The Premier International Club in Asia
With the rainy season having given way to the annual onslaught of typhoons, the construction team in Azabudai has to contend with its share of wet weather in addition to the soaring summer temperatures. But the unfavorable conditions, like so many unpredictable elements in Japan, are meticulously planned for at the site of the future Club.
While rain had had little impact on progress by mid-June, according to site manager Ryota Sekiguchi, up to 10 industrial machines, working nearly 24 hours a day, are typically used to pump the precipitation from the ground after a heavy shower.
The workers have a detailed set of instructions to handle typhoons. “Sometimes workers have to stay all night to reinforce weak spots and protect the site,” Sekiguchi says. The two or three designated workers walk the grounds to check and reinforce exposed areas. There have been cases, he says, of scaffolding being moved several centimeters by torrential rain and driving winds.

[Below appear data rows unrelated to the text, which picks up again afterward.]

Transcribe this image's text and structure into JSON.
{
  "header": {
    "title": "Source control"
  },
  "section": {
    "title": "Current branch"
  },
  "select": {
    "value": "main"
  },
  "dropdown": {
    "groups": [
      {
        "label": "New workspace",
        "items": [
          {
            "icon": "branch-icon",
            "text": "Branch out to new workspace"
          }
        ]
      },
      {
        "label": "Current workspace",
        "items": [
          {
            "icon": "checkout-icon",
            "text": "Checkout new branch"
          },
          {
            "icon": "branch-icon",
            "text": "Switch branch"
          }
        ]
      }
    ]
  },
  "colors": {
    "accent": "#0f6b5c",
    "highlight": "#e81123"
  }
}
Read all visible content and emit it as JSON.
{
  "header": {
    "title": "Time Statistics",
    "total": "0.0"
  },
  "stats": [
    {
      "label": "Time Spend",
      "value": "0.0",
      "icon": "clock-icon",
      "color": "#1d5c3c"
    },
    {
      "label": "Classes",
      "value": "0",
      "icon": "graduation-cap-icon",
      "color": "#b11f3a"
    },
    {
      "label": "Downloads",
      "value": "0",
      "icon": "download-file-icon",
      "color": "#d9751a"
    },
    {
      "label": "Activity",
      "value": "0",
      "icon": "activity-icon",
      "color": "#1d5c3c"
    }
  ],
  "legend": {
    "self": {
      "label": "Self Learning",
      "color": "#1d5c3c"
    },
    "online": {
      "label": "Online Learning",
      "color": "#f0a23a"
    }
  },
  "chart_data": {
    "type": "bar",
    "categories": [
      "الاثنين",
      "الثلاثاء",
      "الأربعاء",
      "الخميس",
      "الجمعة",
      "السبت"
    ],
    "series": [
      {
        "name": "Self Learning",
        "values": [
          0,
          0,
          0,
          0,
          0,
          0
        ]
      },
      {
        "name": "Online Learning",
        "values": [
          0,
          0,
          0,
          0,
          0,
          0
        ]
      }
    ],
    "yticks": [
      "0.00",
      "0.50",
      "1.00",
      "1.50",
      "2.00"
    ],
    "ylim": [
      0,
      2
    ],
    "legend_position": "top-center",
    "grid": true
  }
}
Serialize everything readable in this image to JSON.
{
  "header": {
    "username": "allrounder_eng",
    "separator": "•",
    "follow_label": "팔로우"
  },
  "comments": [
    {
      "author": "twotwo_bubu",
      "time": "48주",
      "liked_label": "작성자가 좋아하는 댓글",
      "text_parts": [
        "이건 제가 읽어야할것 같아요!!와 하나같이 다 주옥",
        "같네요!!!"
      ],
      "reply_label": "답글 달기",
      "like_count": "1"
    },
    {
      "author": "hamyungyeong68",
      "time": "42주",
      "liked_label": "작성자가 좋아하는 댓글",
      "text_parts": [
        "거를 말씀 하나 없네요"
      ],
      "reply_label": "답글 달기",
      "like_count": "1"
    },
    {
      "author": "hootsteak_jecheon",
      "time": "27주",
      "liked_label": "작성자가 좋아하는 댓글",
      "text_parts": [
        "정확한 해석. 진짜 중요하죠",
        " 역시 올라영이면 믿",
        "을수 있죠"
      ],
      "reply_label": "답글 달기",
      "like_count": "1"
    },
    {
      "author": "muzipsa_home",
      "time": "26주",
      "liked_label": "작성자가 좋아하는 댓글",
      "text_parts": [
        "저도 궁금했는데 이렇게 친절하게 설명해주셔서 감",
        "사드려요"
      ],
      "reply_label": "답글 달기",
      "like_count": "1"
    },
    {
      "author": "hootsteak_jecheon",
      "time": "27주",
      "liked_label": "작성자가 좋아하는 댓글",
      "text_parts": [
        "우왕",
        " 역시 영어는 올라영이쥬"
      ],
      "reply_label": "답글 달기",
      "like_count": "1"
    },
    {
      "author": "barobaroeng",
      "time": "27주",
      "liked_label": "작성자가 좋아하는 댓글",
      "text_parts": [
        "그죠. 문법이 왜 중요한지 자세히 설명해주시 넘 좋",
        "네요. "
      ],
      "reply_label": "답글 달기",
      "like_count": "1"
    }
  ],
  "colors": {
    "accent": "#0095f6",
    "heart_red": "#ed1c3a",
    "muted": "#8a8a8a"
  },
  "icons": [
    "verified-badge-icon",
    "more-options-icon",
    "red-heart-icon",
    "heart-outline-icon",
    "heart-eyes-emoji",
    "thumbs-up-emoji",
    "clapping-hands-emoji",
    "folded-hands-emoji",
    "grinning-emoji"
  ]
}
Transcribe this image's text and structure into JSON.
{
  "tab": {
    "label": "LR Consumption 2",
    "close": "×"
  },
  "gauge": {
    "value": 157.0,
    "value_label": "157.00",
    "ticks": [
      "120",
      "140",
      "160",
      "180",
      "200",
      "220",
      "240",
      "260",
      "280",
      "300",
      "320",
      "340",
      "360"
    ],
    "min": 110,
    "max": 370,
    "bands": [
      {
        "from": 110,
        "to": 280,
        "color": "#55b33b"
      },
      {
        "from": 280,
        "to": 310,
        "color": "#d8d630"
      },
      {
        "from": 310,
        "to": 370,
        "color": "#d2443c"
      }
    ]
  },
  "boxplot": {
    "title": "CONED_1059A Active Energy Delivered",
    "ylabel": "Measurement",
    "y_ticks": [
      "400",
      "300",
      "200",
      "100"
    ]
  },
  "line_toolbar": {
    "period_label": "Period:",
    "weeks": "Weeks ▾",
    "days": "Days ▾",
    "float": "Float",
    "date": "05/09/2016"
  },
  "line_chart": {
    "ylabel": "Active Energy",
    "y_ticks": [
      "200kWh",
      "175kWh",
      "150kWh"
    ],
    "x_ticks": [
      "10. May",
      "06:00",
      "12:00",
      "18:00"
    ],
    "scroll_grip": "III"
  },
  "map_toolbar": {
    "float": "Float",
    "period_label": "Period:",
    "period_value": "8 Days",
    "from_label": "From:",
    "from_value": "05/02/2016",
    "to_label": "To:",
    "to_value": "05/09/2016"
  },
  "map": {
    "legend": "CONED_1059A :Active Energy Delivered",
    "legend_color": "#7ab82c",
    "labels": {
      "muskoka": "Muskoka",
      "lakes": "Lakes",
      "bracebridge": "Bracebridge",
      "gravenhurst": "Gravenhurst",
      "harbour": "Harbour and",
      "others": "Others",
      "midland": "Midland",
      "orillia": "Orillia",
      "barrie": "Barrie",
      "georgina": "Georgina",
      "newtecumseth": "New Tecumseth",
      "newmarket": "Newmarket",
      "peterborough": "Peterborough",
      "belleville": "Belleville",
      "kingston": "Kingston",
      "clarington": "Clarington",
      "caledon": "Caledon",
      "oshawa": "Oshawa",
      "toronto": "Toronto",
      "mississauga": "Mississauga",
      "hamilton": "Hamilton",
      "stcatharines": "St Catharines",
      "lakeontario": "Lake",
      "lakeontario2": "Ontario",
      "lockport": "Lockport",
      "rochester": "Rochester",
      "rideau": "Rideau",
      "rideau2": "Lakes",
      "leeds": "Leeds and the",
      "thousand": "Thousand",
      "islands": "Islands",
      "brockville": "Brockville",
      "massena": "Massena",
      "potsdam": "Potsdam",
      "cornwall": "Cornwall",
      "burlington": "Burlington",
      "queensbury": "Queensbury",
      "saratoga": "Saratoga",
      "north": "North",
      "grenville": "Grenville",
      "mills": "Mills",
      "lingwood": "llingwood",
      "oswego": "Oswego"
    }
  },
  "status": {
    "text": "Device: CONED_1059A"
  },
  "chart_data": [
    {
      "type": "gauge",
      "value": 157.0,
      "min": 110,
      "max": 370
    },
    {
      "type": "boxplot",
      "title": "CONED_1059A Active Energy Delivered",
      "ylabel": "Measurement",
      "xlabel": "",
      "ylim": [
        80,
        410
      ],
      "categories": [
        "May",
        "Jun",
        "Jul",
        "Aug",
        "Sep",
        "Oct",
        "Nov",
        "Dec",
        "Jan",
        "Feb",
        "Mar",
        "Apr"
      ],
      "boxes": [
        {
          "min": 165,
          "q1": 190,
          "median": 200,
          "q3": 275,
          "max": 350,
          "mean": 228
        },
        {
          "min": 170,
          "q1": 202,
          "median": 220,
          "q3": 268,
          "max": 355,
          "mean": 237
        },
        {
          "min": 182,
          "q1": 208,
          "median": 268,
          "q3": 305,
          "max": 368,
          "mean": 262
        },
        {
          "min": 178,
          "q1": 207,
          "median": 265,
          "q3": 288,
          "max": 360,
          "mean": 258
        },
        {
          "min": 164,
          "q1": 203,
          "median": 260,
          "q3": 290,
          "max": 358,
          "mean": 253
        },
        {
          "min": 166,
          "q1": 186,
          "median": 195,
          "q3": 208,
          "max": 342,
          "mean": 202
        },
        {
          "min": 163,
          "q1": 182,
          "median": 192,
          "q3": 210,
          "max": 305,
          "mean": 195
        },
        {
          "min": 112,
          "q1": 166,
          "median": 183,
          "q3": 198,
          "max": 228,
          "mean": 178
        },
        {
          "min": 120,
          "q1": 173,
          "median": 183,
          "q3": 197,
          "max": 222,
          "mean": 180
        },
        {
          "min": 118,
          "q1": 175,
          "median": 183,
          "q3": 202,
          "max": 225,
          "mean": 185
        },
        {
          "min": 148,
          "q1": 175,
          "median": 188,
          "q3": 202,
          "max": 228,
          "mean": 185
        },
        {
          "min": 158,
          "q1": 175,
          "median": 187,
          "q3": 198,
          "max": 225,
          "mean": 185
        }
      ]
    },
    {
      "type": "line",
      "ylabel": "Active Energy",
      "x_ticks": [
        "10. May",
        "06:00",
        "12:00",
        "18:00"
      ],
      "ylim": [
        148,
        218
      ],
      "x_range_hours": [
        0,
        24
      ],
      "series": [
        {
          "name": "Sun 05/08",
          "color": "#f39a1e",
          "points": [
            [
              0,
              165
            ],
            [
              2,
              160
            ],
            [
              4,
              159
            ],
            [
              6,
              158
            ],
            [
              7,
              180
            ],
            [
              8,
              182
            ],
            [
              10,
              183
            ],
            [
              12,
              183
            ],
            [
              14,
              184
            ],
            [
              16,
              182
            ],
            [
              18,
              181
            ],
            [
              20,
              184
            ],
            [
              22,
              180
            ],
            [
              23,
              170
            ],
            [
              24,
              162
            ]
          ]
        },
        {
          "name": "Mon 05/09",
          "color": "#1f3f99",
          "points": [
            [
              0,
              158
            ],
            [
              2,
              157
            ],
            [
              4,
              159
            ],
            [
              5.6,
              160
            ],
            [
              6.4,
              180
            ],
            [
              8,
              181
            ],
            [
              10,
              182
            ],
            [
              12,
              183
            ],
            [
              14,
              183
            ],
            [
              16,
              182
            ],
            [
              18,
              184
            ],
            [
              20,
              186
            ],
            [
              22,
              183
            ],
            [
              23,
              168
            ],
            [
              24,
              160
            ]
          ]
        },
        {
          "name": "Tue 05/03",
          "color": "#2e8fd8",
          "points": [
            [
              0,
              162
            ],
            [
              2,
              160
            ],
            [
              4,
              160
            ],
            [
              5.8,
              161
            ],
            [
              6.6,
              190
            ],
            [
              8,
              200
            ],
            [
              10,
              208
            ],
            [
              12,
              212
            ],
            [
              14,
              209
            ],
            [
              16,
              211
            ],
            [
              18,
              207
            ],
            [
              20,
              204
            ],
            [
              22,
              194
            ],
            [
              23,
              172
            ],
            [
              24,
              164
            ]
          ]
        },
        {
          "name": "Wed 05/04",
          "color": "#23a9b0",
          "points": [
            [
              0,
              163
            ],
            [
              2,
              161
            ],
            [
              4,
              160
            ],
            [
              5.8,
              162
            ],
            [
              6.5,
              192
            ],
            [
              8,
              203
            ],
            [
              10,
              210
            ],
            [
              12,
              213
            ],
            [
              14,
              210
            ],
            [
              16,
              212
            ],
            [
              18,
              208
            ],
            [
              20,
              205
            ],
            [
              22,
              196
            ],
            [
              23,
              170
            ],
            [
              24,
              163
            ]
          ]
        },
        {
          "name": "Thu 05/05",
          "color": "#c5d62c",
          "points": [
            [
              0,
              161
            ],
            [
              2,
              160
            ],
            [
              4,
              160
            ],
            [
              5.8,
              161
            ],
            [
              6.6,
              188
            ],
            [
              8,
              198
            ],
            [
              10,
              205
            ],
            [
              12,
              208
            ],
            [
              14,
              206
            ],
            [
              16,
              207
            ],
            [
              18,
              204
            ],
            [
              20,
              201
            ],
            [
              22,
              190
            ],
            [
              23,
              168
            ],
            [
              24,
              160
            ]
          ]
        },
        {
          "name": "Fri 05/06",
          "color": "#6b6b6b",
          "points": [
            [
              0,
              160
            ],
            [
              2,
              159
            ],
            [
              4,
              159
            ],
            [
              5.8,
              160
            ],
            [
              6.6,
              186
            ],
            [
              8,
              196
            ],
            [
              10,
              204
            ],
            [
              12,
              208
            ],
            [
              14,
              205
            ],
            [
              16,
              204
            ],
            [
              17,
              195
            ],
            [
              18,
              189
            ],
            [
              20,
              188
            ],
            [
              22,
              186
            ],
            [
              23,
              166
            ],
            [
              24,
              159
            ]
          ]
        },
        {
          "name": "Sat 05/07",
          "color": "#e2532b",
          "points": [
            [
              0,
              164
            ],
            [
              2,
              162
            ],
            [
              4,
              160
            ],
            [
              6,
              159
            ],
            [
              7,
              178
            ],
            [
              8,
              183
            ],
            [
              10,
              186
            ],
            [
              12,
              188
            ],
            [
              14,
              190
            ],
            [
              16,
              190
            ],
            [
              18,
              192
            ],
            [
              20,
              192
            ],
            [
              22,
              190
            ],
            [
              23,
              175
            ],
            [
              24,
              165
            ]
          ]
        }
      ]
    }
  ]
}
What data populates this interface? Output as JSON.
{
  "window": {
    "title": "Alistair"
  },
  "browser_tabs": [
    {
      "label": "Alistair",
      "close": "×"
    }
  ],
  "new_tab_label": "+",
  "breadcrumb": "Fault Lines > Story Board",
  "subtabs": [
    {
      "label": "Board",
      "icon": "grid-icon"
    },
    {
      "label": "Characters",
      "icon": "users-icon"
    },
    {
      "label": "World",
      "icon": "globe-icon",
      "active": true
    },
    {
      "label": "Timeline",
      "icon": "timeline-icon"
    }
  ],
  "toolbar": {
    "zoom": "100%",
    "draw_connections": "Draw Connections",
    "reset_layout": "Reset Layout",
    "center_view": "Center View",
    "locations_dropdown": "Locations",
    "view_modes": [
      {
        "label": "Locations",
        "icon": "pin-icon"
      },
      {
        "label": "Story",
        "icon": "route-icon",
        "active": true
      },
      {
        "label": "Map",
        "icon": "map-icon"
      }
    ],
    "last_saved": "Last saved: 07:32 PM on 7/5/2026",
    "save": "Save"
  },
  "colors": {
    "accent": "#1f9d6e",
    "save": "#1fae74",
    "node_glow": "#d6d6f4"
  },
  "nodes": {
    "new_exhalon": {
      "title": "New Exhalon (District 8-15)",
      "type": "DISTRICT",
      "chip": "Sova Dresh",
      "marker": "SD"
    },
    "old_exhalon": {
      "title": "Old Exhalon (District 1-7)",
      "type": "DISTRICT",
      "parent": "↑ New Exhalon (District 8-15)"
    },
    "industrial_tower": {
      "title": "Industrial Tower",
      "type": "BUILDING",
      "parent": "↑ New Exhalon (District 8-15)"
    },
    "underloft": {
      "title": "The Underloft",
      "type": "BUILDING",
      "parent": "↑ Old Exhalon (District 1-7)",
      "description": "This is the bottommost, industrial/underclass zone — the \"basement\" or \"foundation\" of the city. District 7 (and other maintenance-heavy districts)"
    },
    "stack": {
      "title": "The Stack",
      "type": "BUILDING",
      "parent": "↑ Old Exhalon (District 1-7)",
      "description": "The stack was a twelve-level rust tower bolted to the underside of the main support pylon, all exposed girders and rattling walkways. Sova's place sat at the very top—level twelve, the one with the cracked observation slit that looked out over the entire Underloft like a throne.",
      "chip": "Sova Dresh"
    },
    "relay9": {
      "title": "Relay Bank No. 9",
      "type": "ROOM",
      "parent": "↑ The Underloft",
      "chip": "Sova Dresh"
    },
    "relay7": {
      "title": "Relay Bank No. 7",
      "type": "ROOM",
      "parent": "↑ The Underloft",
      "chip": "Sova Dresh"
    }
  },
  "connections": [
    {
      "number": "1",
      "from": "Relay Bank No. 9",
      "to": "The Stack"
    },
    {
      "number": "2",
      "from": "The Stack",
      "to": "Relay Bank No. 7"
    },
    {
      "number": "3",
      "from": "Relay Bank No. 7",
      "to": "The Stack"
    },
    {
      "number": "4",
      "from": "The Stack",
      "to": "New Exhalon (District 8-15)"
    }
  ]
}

Sunshine or rain, progress continues unabated across the sprawling site. With excavation work and earth retention wrapping up during the summer, the demolition of “hundreds of things,” including beams and columns removed from the ground, was still being carried out each day.
In July, builders began to assemble the frame of the Club’s subterranean levels, assembling massive steel beams, surrounding them with smaller reinforcement pieces and then pouring the concrete flooring. For every occasion concrete is set down, the workers conduct a test to determine how soft it is and how much air it contains. Depending on its purpose and placement, the formula must be precisely composed.
With virtually no room for delays in the second half of the construction period, adhering to the schedule without compromising quality or safety remains an essential objective as the basements are formed, the framework of the Club and condominium complex begins to take shape and Members’ new home inches closer to reality.